The similarities between NK cells and MAIT cells suggest that MAIT cells may share some functions already described in CD56bright NK cells. For instance, the expansion of CD56bright NK cells in patients with MS, receiving daclizumab treatment, is associated with better prognosis, due to their ability to kill pathogenic, highly activated CD4+ T‐cells.102 Cytotoxicity is mainly mediated through the expression of GrK101 and NKG2D.135 MAIT cells are also enriched in MS lesions and indeed early papers suggested that they play a regulatory role.136, 137 Whether MAIT cells are protective or pathogenic in MS may depend on their context of activation and the secretion of IL‐17, but the regulatory role for MAIT cells could be further examined in the context of NKG2D‐induced cytotoxicity. Additionally, it will be interesting to explore whether TRAIL‐induced cytotoxicity utilized by CD56bright NK cells103, 104 may also be used by MAIT cells.

Innate‐like T‐cells are so‐called due to the fact that they share several functional features with NK cells. A recent study on iNKT cells demonstrated that iNKT cells share a broader transcriptional programme with NK cells than has been previously appreciated.138 In particular, many of the effector functions of innate‐like T‐cells can be shared with CD56bright NK cells.

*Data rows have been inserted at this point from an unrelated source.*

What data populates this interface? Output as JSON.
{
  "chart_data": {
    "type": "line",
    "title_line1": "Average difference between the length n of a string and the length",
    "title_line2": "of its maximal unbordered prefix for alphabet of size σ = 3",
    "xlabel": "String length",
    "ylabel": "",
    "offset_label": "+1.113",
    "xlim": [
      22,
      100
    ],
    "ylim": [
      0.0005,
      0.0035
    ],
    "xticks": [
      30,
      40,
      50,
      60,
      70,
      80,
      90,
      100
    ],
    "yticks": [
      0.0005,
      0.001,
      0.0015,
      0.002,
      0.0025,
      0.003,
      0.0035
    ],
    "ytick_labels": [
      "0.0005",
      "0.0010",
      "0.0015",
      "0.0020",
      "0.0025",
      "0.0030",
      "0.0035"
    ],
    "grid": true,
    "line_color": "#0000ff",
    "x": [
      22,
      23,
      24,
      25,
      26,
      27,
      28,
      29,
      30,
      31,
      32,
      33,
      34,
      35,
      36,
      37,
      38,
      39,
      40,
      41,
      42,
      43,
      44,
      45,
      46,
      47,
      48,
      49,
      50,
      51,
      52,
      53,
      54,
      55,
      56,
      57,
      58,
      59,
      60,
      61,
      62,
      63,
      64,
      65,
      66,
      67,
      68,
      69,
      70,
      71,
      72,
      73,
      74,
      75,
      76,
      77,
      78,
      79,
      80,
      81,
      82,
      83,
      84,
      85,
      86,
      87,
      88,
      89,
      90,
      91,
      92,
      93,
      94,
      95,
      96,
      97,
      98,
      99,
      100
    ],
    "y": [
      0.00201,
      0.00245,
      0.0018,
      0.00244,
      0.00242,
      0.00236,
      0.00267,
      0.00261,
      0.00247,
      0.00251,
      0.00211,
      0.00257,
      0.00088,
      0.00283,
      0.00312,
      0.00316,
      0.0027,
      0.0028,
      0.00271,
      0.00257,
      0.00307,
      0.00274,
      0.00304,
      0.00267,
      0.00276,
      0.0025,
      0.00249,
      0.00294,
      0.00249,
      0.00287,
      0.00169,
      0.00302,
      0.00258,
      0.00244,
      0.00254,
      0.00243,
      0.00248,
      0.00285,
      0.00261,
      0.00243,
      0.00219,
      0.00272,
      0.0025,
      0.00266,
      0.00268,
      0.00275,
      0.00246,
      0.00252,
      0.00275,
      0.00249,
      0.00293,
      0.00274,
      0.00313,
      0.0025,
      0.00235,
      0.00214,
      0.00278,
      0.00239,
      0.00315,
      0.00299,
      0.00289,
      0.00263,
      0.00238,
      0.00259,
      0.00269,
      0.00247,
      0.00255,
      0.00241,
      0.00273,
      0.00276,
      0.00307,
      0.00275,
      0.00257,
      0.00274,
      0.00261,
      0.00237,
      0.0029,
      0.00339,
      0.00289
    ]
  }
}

Furthermore, terminally differentiated/adaptive NK cells have been shown to have epigenetic modifications resembling memory CD8+ T‐cells, particularly those affecting the expression of PLZF, IFNγ, cytokine receptors and signalling proteins.98, 139 Thus, comparison of the epigenetic signature between immature NK cells and innate‐like T‐cells may also reveal important similarities associated with their innate programming, such as the expression of other members of the BTB‐ZF protein family.

Conclusions

Given the striking functional difference between CD56bright and CD56dim NK cells, defining which population is being investigated has been a requirement for NK cell research for a long time. However, bulk CD8+ T‐cell research generally only uses specific memory markers to differentiate the naïve and memory populations. Particularly with the advent of high‐dimensional analysis techniques, such as mass cytometry, inclusion of CD161 in panels, along with MAIT cell tetramers, may help to highlight true differences from differences accounted for by the variable frequency of MAIT cells and CD161++ T‐cells.

Overall, much effort in immunology has been focused on ‘splitting’ various subtypes, looking for differences in phenotype or function. There might be a reasonable argument made for the usefulness of ‘lumping’ cell types, i.e. looking for commonalities in phenotype and function. Because these cells do not work in isolation, such an integrative approach may help understand how responses to pathogens and tumours are mediated in vivo and how common pathways may be manipulated for patient benefit in disease.

Disclosures

The authors have no conflicts of interest to declare.